On a tous un juke-box dans le coeur où l'on conserve des chansons qui ont bercé notre enfance et brassé notre adolescence. Si on a eu l'occasion de voyager un peu, cette discothèque intime possède également un rayon consacré à la musique entendue à l'autre bout du monde. Des chansons «cartes postales» porteuses d'images et de sensations oubliées qui ressurgissent dès qu'on en entend les premières notes.

Le hic dans tout ça, c'est qu'on n'a aucune maîtrise sur ce qui est archivé. Et c'est particulièrement vrai pour ces chansons cartes postales: plongé dans une culture différente, on se laisse parfois séduire par des airs auxquels on n'aurait jamais succombé à la maison. J'en sais quelque chose: au Pérou, je me suis entiché de Te Quise Olvidar, une épouvantable ballade chantée par un boys band mexicain...

 

Quand un ami m'a dit récemment qu'il partait faire «le tour de la boule» avec sa famille, je me suis dit que je devais faire quelque chose. Hors de question qu'il en revienne la tête pleine de pop japonaise quétaine et de musique gitane pour touristes. Du moins pas seulement avec ça.

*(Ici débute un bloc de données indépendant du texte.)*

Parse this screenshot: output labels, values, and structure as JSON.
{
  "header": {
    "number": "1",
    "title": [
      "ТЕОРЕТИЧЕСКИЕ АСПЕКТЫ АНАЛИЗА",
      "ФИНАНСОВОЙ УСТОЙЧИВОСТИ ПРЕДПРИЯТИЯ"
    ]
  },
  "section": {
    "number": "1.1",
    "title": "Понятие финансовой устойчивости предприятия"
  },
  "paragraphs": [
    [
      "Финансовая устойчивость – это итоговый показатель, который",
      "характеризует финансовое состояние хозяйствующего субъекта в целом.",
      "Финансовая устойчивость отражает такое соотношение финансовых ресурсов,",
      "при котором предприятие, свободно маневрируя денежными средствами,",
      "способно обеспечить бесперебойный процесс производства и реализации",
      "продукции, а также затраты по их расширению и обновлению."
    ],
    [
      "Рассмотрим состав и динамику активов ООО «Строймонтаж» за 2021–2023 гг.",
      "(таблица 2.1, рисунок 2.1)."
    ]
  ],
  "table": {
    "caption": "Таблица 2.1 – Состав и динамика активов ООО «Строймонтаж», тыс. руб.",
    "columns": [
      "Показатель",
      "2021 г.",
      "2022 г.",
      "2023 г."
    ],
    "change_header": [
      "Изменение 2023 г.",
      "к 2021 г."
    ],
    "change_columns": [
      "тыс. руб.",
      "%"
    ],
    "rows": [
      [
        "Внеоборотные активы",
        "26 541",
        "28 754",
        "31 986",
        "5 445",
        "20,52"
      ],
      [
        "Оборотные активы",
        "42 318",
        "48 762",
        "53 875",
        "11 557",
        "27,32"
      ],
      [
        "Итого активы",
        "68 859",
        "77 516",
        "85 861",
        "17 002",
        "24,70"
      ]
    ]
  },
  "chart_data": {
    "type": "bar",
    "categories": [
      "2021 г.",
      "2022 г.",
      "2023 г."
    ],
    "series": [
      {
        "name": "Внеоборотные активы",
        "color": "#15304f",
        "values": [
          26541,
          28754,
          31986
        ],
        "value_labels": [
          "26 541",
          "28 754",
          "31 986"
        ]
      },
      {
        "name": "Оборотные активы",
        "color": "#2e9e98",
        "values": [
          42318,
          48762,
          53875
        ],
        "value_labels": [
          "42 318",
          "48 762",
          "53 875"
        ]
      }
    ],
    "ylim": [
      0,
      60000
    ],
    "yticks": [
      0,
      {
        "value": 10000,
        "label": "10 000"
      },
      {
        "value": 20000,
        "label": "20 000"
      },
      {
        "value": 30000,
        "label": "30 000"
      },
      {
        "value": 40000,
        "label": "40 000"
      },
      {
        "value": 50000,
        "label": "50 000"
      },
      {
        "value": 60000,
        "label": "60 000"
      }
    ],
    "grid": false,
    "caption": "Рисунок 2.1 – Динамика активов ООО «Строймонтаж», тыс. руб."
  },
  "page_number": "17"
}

Me voilà donc avec un sacré contrat sur les épaules: créer la trame sonore du voyage le plus important de sa vie. Tâche que j'ai moi-même compliquée en lui promettant une compilation par pays visité: Japon, Indonésie, Turquie, Hongrie, Allemagne et Espagne. «Une seule pour tout le voyage, ce serait vraiment trop facile», ai-je fanfaronné dans un courriel.

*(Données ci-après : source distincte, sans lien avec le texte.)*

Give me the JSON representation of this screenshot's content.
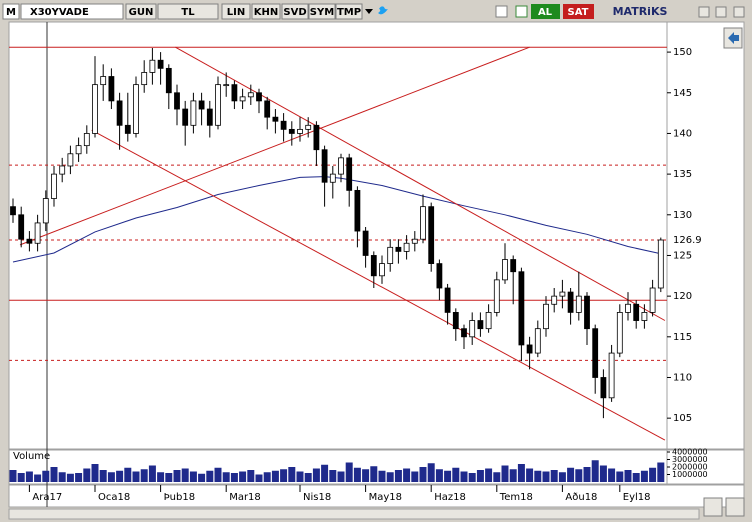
{
  "toolbar": {
    "logo": "M",
    "symbol": "X30YVADE",
    "buttons": [
      "GUN",
      "TL",
      "LIN",
      "KHN",
      "SVD",
      "SYM",
      "TMP"
    ],
    "buy": "AL",
    "sell": "SAT",
    "brand": "MATRiKS"
  },
  "chart_data": {
    "type": "candlestick",
    "categories": [
      null,
      null,
      "Ara17",
      null,
      null,
      null,
      null,
      null,
      null,
      null,
      "Oca18",
      null,
      null,
      null,
      null,
      null,
      null,
      null,
      "Þub18",
      null,
      null,
      null,
      null,
      null,
      null,
      null,
      "Mar18",
      null,
      null,
      null,
      null,
      null,
      null,
      null,
      null,
      "Nis18",
      null,
      null,
      null,
      null,
      null,
      null,
      null,
      "May18",
      null,
      null,
      null,
      null,
      null,
      null,
      null,
      "Haz18",
      null,
      null,
      null,
      null,
      null,
      null,
      null,
      "Tem18",
      null,
      null,
      null,
      null,
      null,
      null,
      null,
      "Aðu18",
      null,
      null,
      null,
      null,
      null,
      null,
      "Eyl18",
      null,
      null,
      null,
      null,
      null
    ],
    "open": [
      131,
      130,
      127,
      126.5,
      129,
      132,
      135,
      136,
      137.5,
      138.5,
      140,
      146,
      147,
      144,
      141,
      140,
      146,
      147.5,
      149,
      148,
      145,
      143,
      141,
      144,
      143,
      141,
      146,
      146,
      144,
      144.5,
      145,
      144,
      142,
      141.5,
      140.5,
      140,
      140.5,
      141,
      138,
      134,
      135,
      137,
      133,
      128,
      125,
      122.5,
      124,
      126,
      125.5,
      126.5,
      127,
      131,
      124,
      121,
      118,
      116,
      115,
      117,
      116,
      118,
      122,
      124.5,
      123,
      114,
      113,
      116,
      119,
      120,
      120.5,
      118,
      120,
      116,
      110,
      107.5,
      113,
      118,
      119,
      117,
      118,
      121
    ],
    "high": [
      132,
      131,
      128,
      130,
      133,
      136,
      137,
      138.5,
      139.5,
      141,
      149.5,
      148.5,
      148,
      145,
      145,
      147,
      149,
      150.5,
      150,
      148.5,
      146,
      144,
      145,
      145,
      144,
      147,
      147.5,
      146.5,
      145.5,
      146,
      145.5,
      144.5,
      143,
      142.5,
      141.5,
      142,
      142,
      141.5,
      138.5,
      136,
      137.5,
      137.5,
      133.5,
      128.5,
      125.5,
      125,
      127,
      127,
      127.5,
      128,
      132.5,
      131.5,
      124.5,
      121.5,
      118.5,
      116.5,
      118,
      118,
      119,
      123,
      126.5,
      125,
      123.5,
      115,
      117,
      120,
      121,
      122,
      121,
      123,
      120.5,
      116.5,
      111,
      114,
      119,
      120.5,
      119.5,
      119,
      122,
      127.2
    ],
    "low": [
      129,
      126,
      125.5,
      125.5,
      128,
      131,
      134,
      135,
      136.5,
      137.5,
      139.5,
      144,
      143,
      138,
      139,
      139.5,
      145,
      146,
      146,
      143,
      141,
      138.5,
      140,
      141,
      139.5,
      140.5,
      144.5,
      143,
      143,
      143.5,
      142.5,
      140.5,
      140,
      139,
      138.5,
      139,
      139.5,
      136,
      131,
      132,
      134,
      131,
      126,
      123.5,
      121,
      121.5,
      123,
      124,
      124.5,
      125.5,
      126.5,
      123,
      119.5,
      116.5,
      114.5,
      113.5,
      114,
      115,
      115.5,
      117.5,
      121.5,
      119,
      112,
      111,
      112.5,
      115,
      118,
      118.5,
      116.5,
      117,
      114,
      108,
      105,
      107,
      112.5,
      117,
      116,
      116,
      117.5,
      120.5
    ],
    "close": [
      130,
      127,
      126.5,
      129,
      132,
      135,
      136,
      137.5,
      138.5,
      140,
      146,
      147,
      144,
      141,
      140,
      146,
      147.5,
      149,
      148,
      145,
      143,
      141,
      144,
      143,
      141,
      146,
      146,
      144,
      144.5,
      145,
      144,
      142,
      141.5,
      140.5,
      140,
      140.5,
      141,
      138,
      134,
      135,
      137,
      133,
      128,
      125,
      122.5,
      124,
      126,
      125.5,
      126.5,
      127,
      131,
      124,
      121,
      118,
      116,
      115,
      117,
      116,
      118,
      122,
      124.5,
      123,
      114,
      113,
      116,
      119,
      120,
      120.5,
      118,
      120,
      116,
      110,
      107.5,
      113,
      118,
      119,
      117,
      118,
      121,
      126.9
    ],
    "moving_average": {
      "color": "#1f2a8c",
      "x": [
        0,
        5,
        10,
        15,
        20,
        25,
        30,
        35,
        38,
        40,
        45,
        50,
        55,
        60,
        65,
        70,
        75,
        79
      ],
      "values": [
        124.2,
        125.3,
        127.9,
        129.6,
        130.9,
        132.5,
        133.6,
        134.6,
        134.7,
        134.5,
        133.6,
        132.3,
        131.1,
        130,
        128.7,
        127.6,
        126.1,
        125.2
      ]
    },
    "trend_lines": {
      "color": "#c81e1e",
      "lines": [
        {
          "x": [
            0.85,
            63
          ],
          "values": [
            126.3,
            150.6
          ]
        },
        {
          "x": [
            19.8,
            79.5
          ],
          "values": [
            150.6,
            117
          ]
        },
        {
          "x": [
            9.6,
            79.5
          ],
          "values": [
            140.4,
            102.3
          ]
        }
      ]
    },
    "horizontal_lines": {
      "color": "#c81e1e",
      "lines": [
        {
          "value": 150.6,
          "style": "solid"
        },
        {
          "value": 136.1,
          "style": "dashed"
        },
        {
          "value": 126.9,
          "style": "dashed"
        },
        {
          "value": 119.5,
          "style": "solid"
        },
        {
          "value": 112.1,
          "style": "dashed"
        }
      ]
    },
    "ylim": [
      101.7,
      153.7
    ],
    "yticks": [
      105,
      110,
      115,
      120,
      125,
      130,
      135,
      140,
      145,
      150
    ],
    "volume": {
      "title": "Volume",
      "color": "#1f2a8c",
      "values": [
        1600000,
        1200000,
        1400000,
        1000000,
        1500000,
        2000000,
        1300000,
        1100000,
        1200000,
        1800000,
        2400000,
        1600000,
        1300000,
        1500000,
        1900000,
        1400000,
        1700000,
        2200000,
        1300000,
        1200000,
        1600000,
        1800000,
        1400000,
        1100000,
        1500000,
        1900000,
        1300000,
        1200000,
        1400000,
        1600000,
        1000000,
        1300000,
        1500000,
        1700000,
        2000000,
        1400000,
        1200000,
        1800000,
        2300000,
        1600000,
        1400000,
        2600000,
        1900000,
        1700000,
        2100000,
        1500000,
        1300000,
        1600000,
        1800000,
        1400000,
        2000000,
        2500000,
        1700000,
        1500000,
        1900000,
        1400000,
        1200000,
        1600000,
        1800000,
        1300000,
        2200000,
        1700000,
        2400000,
        1800000,
        1500000,
        1400000,
        1600000,
        1300000,
        1900000,
        1700000,
        2000000,
        2900000,
        2200000,
        1800000,
        1400000,
        1600000,
        1200000,
        1500000,
        1900000,
        2600000
      ],
      "ylim": [
        0,
        4000000
      ],
      "yticks": [
        1000000,
        2000000,
        3000000,
        4000000
      ]
    }
  }
}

Ne le dites à personne, mais j'ai besoin d'un coup de pouce. Il me faut 80 chansons et je n'en ai que la moitié. Je mélange un peu tout: musique traditionnelle, pop actuelle, électro et clins d'oeil à la limite du bon goût. Top secret: voici les points de départ des six compilations en construction.

Japon: Japanese Boy par Aneka

Tube incontournable du début des années 80, Japanese Boy mêle disco et éléments de musique traditionnelle japonaise. Mary Sanderson, chanteuse folk écossaise cachée sous le pseudonyme Aneka, va jusqu'à s'inventer un accent japonais! Un point d'ancrage ludique avant le choc culturel.

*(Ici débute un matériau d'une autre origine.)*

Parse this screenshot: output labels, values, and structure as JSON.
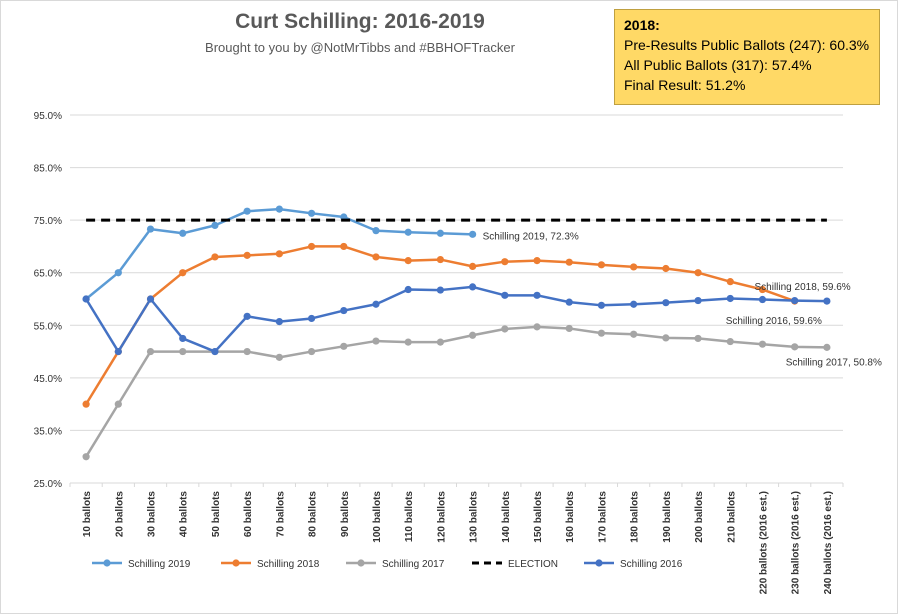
{
  "chart_data": {
    "type": "line",
    "title": "Curt Schilling: 2016-2019",
    "subtitle": "Brought to you by @NotMrTibbs and #BBHOFTracker",
    "xlabel": "",
    "ylabel": "",
    "ylim": [
      25,
      95
    ],
    "yticks": [
      "25.0%",
      "35.0%",
      "45.0%",
      "55.0%",
      "65.0%",
      "75.0%",
      "85.0%",
      "95.0%"
    ],
    "grid": true,
    "legend_position": "bottom",
    "categories": [
      "10 ballots",
      "20 ballots",
      "30 ballots",
      "40 ballots",
      "50 ballots",
      "60 ballots",
      "70 ballots",
      "80 ballots",
      "90 ballots",
      "100 ballots",
      "110 ballots",
      "120 ballots",
      "130 ballots",
      "140 ballots",
      "150 ballots",
      "160 ballots",
      "170 ballots",
      "180 ballots",
      "190 ballots",
      "200 ballots",
      "210 ballots",
      "220 ballots (2016 est.)",
      "230 ballots (2016 est.)",
      "240 ballots (2016 est.)"
    ],
    "series": [
      {
        "name": "Schilling 2019",
        "color": "#5b9bd5",
        "dashed": false,
        "markers": true,
        "values": [
          60.0,
          65.0,
          73.3,
          72.5,
          74.0,
          76.7,
          77.1,
          76.3,
          75.6,
          73.0,
          72.7,
          72.5,
          72.3,
          null,
          null,
          null,
          null,
          null,
          null,
          null,
          null,
          null,
          null,
          null
        ]
      },
      {
        "name": "Schilling 2018",
        "color": "#ed7d31",
        "dashed": false,
        "markers": true,
        "values": [
          40.0,
          50.0,
          60.0,
          65.0,
          68.0,
          68.3,
          68.6,
          70.0,
          70.0,
          68.0,
          67.3,
          67.5,
          66.2,
          67.1,
          67.3,
          67.0,
          66.5,
          66.1,
          65.8,
          65.0,
          63.3,
          61.8,
          59.6,
          null
        ]
      },
      {
        "name": "Schilling 2017",
        "color": "#a5a5a5",
        "dashed": false,
        "markers": true,
        "values": [
          30.0,
          40.0,
          50.0,
          50.0,
          50.0,
          50.0,
          48.9,
          50.0,
          51.0,
          52.0,
          51.8,
          51.8,
          53.1,
          54.3,
          54.7,
          54.4,
          53.5,
          53.3,
          52.6,
          52.5,
          51.9,
          51.4,
          50.9,
          50.8
        ]
      },
      {
        "name": "ELECTION",
        "color": "#000000",
        "dashed": true,
        "markers": false,
        "values": [
          75,
          75,
          75,
          75,
          75,
          75,
          75,
          75,
          75,
          75,
          75,
          75,
          75,
          75,
          75,
          75,
          75,
          75,
          75,
          75,
          75,
          75,
          75,
          75
        ]
      },
      {
        "name": "Schilling 2016",
        "color": "#4472c4",
        "dashed": false,
        "markers": true,
        "values": [
          60.0,
          50.0,
          60.0,
          52.5,
          50.0,
          56.7,
          55.7,
          56.3,
          57.8,
          59.0,
          61.8,
          61.7,
          62.3,
          60.7,
          60.7,
          59.4,
          58.8,
          59.0,
          59.3,
          59.7,
          60.1,
          59.9,
          59.7,
          59.6
        ]
      }
    ],
    "annotations": [
      {
        "text": "Schilling 2019, 72.3%",
        "series": "Schilling 2019",
        "index": 12
      },
      {
        "text": "Schilling 2018, 59.6%",
        "series": "Schilling 2018",
        "index": 22
      },
      {
        "text": "Schilling 2016, 59.6%",
        "series": "Schilling 2016",
        "index": 23
      },
      {
        "text": "Schilling 2017, 50.8%",
        "series": "Schilling 2017",
        "index": 23
      }
    ]
  },
  "infobox": {
    "year": "2018:",
    "line1": "Pre-Results Public Ballots (247): 60.3%",
    "line2": "All Public Ballots (317): 57.4%",
    "line3": "Final Result: 51.2%"
  },
  "colors": {
    "background": "#ffffff",
    "grid": "#d9d9d9",
    "text": "#595959",
    "infobox": "#ffd966"
  }
}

Bali: Janger Bali par Podjama

L'ensemble traditionnel indonésien est essentiellement composé de percussions: métallophones, gong, tambours, xylophones, etc. Ce son clinquant est ici amalgamé à une jolie flûte et un bon groove de basse. Dépaysant.

Turquie: Miserlou par Quadro Nuevo

L'origine exacte de ce thème associé au film Pulp Fiction ne fait pas l'unanimité. Avant d'être un tube surf rock, c'est un air populaire dans les traditions klezmer, grecques et turques. L'ensemble allemand Quadro Nuevo en propose une version sur son album Mocca Flor.

Hongrie: Sirba, Tropca

Emblème de la musique hongroise, le cymbalum est un instrument qui prend la forme d'une caisse de résonance (on dirait un petit piano) sertie d'une centaine de cordes sur lesquelles le musicien frappe avec de petits marteaux. Kalman Balogh en est l'un des maîtres. Il en joue ici avec vélocité, délicatesse et un certain sens de l'humour.

Allemagne: Komm, Gib Mir Deine Hand par The Beatles

She Loves You (Sie Liebt Dich) et I Want to Hold Your Hand (Komm, Gib Mir Deine Hand) sont les deux chansons des Beatles qui existent en version allemande. Heureux mélange de familiarité et d'étrangeté.

Espagne: Madrid, Madrid par Nilda Fernandez

Nilda Fernandez a enregistré cette chanson carte postale en 1992, comme en témoignent ces claviers douteux et datés. Sauf qu'il n'y a rien de mieux pour planter le décor madrilène et se préparer à ce que l'Espagne a de ringard.